Theses defended

"The land does not grow": super-exploitation, land privatization and the human right to developmentin Namibia's eastern communal lands

Pablo Gilolmo Lobo

Public Defence date
June 27, 2022
Doctoral Programme
Human Rights in Contemporary Societies
Supervision
José Manuel Pureza
Abstract
In the communal lands of eastern Namibia, extensive livestock farming, mostly of cattle, is the main economic activity and livelihood. However, livestock production in the area remains subordinated to the requirements of the white commercial sector. Therefore, the human right to development, that is, self-determined development, has not obtained so far.

The area is a former "native reserve", or "homeland," as defined by racialized territorial segregation under German and South African colonialism. Imperial policy makers initially attempted to set the area apart as a labor reserve, but at least since the 1960s, as a consequence of a development intervention known as the "Odendaal Plan", the area became a site of livestock petty commodity production (PCP). A customary land distribution system also developed, resulting from complex political processes involving various factions of traditional power, who mobilized different notions of custom and tradition, and their social constituencies. The subordination of livestock PCP in the area conforms to the development-underdevelopment relationship which, as typically entailed in modern imperialism, is based on the super-exploitation of peripheral labor.

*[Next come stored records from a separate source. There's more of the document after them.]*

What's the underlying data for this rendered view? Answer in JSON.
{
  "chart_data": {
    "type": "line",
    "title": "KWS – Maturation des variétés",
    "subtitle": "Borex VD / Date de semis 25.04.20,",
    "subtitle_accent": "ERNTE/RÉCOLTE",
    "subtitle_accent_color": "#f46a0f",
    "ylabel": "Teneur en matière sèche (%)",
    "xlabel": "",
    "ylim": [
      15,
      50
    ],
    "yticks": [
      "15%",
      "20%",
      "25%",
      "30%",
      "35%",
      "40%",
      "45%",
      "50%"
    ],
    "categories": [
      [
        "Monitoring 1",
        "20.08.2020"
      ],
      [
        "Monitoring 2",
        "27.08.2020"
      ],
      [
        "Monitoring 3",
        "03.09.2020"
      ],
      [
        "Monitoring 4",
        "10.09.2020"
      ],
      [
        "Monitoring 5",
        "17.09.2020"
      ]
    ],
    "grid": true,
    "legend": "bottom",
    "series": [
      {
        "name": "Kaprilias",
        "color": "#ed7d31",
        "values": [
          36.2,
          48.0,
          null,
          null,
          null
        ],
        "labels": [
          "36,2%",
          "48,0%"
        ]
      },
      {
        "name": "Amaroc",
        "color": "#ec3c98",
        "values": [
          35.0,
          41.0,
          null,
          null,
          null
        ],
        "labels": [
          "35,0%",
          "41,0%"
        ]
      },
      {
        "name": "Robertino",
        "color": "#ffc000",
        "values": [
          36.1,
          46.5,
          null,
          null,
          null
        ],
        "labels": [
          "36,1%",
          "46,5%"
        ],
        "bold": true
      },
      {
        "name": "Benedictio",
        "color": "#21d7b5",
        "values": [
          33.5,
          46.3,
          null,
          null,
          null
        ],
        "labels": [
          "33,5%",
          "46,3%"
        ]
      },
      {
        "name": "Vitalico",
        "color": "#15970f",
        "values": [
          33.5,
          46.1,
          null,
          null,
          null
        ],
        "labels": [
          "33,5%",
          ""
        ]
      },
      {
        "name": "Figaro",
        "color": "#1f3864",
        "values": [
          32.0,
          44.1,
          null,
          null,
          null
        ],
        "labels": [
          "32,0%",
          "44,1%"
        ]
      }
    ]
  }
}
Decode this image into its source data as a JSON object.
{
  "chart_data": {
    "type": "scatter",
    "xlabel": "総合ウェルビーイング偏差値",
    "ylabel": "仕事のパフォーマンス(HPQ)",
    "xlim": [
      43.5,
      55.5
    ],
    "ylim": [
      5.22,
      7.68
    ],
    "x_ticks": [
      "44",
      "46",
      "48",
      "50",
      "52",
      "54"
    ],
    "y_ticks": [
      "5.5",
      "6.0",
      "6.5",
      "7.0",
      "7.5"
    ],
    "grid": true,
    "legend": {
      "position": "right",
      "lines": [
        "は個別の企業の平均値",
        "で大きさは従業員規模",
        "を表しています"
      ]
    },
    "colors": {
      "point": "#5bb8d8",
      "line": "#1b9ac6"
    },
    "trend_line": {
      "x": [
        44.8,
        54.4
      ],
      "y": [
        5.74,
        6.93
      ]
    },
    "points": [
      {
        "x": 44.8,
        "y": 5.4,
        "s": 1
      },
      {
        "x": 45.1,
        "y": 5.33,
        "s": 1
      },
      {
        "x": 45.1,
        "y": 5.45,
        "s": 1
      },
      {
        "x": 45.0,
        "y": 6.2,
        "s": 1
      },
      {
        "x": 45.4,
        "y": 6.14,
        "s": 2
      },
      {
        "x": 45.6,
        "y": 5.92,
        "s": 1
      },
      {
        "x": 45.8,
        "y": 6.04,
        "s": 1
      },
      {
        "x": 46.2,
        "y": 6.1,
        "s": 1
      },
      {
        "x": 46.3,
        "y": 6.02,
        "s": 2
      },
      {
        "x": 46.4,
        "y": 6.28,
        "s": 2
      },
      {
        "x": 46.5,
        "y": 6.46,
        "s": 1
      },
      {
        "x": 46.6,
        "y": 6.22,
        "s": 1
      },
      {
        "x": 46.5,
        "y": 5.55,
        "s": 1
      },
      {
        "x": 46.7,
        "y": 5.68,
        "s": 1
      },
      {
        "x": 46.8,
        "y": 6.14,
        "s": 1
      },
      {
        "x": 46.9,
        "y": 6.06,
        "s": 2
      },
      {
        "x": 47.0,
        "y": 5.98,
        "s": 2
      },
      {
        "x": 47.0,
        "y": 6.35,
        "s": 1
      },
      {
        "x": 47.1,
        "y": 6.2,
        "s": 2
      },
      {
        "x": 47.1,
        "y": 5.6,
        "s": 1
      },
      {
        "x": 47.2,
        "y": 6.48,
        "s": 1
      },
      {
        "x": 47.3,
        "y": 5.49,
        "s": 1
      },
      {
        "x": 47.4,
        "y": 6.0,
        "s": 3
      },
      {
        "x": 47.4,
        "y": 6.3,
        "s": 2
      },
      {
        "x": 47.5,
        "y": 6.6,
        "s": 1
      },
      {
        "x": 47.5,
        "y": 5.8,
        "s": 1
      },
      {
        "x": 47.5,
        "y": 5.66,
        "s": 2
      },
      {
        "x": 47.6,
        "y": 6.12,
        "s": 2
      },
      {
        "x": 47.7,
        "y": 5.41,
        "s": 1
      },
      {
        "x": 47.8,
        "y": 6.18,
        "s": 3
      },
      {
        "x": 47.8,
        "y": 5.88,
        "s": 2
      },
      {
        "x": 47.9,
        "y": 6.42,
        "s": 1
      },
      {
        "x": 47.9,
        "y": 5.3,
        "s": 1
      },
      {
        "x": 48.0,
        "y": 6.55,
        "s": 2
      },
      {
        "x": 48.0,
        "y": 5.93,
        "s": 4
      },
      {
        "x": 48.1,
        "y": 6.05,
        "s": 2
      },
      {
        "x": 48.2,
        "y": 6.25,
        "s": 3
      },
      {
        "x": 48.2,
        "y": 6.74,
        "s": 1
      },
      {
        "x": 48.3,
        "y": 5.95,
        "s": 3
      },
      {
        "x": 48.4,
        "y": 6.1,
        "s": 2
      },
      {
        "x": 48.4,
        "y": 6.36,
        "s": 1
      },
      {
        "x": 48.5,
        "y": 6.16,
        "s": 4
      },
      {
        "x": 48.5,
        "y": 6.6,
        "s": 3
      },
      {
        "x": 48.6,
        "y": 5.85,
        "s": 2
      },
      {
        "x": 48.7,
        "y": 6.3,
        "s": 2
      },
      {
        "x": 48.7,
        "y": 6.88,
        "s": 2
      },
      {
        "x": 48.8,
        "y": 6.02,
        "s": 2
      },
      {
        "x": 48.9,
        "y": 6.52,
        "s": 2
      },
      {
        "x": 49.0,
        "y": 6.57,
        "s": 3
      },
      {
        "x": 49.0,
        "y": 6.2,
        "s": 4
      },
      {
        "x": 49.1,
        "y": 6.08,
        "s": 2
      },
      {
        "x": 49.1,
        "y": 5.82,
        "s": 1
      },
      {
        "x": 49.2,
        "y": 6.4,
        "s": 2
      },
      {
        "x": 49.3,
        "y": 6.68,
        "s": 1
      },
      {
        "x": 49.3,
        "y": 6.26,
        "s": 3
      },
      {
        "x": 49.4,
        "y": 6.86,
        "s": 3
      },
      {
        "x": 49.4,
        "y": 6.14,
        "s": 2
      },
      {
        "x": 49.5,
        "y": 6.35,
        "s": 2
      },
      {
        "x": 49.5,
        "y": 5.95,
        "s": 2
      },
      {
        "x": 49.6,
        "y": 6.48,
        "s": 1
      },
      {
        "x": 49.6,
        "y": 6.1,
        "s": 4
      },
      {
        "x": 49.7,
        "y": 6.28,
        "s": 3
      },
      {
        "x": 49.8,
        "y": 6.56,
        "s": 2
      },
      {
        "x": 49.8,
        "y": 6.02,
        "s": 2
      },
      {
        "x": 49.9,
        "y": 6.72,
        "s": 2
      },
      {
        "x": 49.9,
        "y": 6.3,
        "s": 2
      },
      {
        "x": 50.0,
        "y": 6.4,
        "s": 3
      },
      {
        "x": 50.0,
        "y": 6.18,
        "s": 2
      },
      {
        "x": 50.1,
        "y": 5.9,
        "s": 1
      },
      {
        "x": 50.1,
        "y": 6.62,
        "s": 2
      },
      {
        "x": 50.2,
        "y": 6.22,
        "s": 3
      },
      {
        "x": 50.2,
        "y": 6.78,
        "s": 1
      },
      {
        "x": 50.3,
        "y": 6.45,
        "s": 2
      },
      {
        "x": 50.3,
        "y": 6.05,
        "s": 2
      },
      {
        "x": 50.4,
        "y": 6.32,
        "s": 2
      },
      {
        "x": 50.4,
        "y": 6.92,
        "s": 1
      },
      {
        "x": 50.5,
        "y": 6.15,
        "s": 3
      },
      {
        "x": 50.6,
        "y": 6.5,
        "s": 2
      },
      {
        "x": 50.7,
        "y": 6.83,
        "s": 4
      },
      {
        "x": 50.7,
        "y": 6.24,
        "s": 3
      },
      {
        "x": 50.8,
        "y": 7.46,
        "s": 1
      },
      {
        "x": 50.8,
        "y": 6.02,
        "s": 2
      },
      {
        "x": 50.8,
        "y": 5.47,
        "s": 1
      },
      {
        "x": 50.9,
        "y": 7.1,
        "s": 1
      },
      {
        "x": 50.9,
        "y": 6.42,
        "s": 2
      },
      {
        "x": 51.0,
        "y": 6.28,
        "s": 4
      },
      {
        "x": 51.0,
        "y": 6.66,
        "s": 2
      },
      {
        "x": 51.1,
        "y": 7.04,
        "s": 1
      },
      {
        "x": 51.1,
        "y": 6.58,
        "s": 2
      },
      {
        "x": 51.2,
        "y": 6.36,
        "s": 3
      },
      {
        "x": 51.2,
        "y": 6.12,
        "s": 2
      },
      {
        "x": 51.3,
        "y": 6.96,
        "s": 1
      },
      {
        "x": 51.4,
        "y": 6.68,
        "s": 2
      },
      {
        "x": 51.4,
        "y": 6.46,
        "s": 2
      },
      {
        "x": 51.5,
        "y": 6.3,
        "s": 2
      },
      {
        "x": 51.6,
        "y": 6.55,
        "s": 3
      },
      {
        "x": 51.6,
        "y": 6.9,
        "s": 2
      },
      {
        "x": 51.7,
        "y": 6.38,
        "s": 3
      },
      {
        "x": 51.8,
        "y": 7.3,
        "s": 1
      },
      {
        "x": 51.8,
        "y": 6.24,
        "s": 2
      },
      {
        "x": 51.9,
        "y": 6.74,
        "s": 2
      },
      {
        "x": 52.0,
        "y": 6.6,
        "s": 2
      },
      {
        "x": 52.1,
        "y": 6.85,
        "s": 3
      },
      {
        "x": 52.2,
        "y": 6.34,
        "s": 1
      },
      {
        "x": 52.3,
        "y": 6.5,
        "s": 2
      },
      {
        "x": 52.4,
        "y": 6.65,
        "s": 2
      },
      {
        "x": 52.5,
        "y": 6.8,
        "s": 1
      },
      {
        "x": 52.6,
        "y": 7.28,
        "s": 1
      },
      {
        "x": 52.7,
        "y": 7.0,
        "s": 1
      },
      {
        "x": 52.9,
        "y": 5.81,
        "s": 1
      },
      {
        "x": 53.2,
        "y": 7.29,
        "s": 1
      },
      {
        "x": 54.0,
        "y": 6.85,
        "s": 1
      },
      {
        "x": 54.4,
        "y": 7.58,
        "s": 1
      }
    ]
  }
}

In this case, subordination of livestock PCP also conforms to the notion of "imperialist rent", as it obtains from what I have labeled the "calves-supply function". That is, land scarcity forces communal petty commodity producers to sell livestock before it has fully grown, and the white farmers buy the calves and grow them to full weight in their large, private farms, thus realizing all the value bred in the communal areas.

After Namibian independence in 1990, commercial land reform has not attained remarkable results in the redistribution of white commercial farmland, while communal land reform has not protected vulnerable rural dwellers. In the three sub-areas into which I divided the area of study, variegated processes of class differentiation, as expressed in the individuation and illegal fencing of land to the detriment of customary land distribution, are not leading to development but are rather deepening the conditions of underdevelopment and the subordination of livestock PCP, therefore aggravating the crises of production, reproduction and the environment.

Since the 2010s, the Program for Communal Land Development (PCLD), partly funded by the EU, advocates for the regularization of existing enclosures and the creation of new ones under a privatizing rationale. The program has been reoriented, if timidly, to avoid deepening the dispossession of poorer rural dwellers. Yet the expectation of regularization fostered the individuation and fencing of land on the initiative of wealthy local residents and other national elites. In any case, PCLD ultimately aims to satisfy, in the communal areas, the land demands of these elites, thus easing the pressures on the government to redistribute white-owned land. That is, to protect white landed property. Alternatives to this course of events have been proposed by some interlocutors during the field research, while PCLD is piloting a cooperative scheme in Gam, far to the east of the area of study. Should these endeavors be successful, a path for self-determined development may open; otherwise, the political and social stability of the country will be seriously compromised.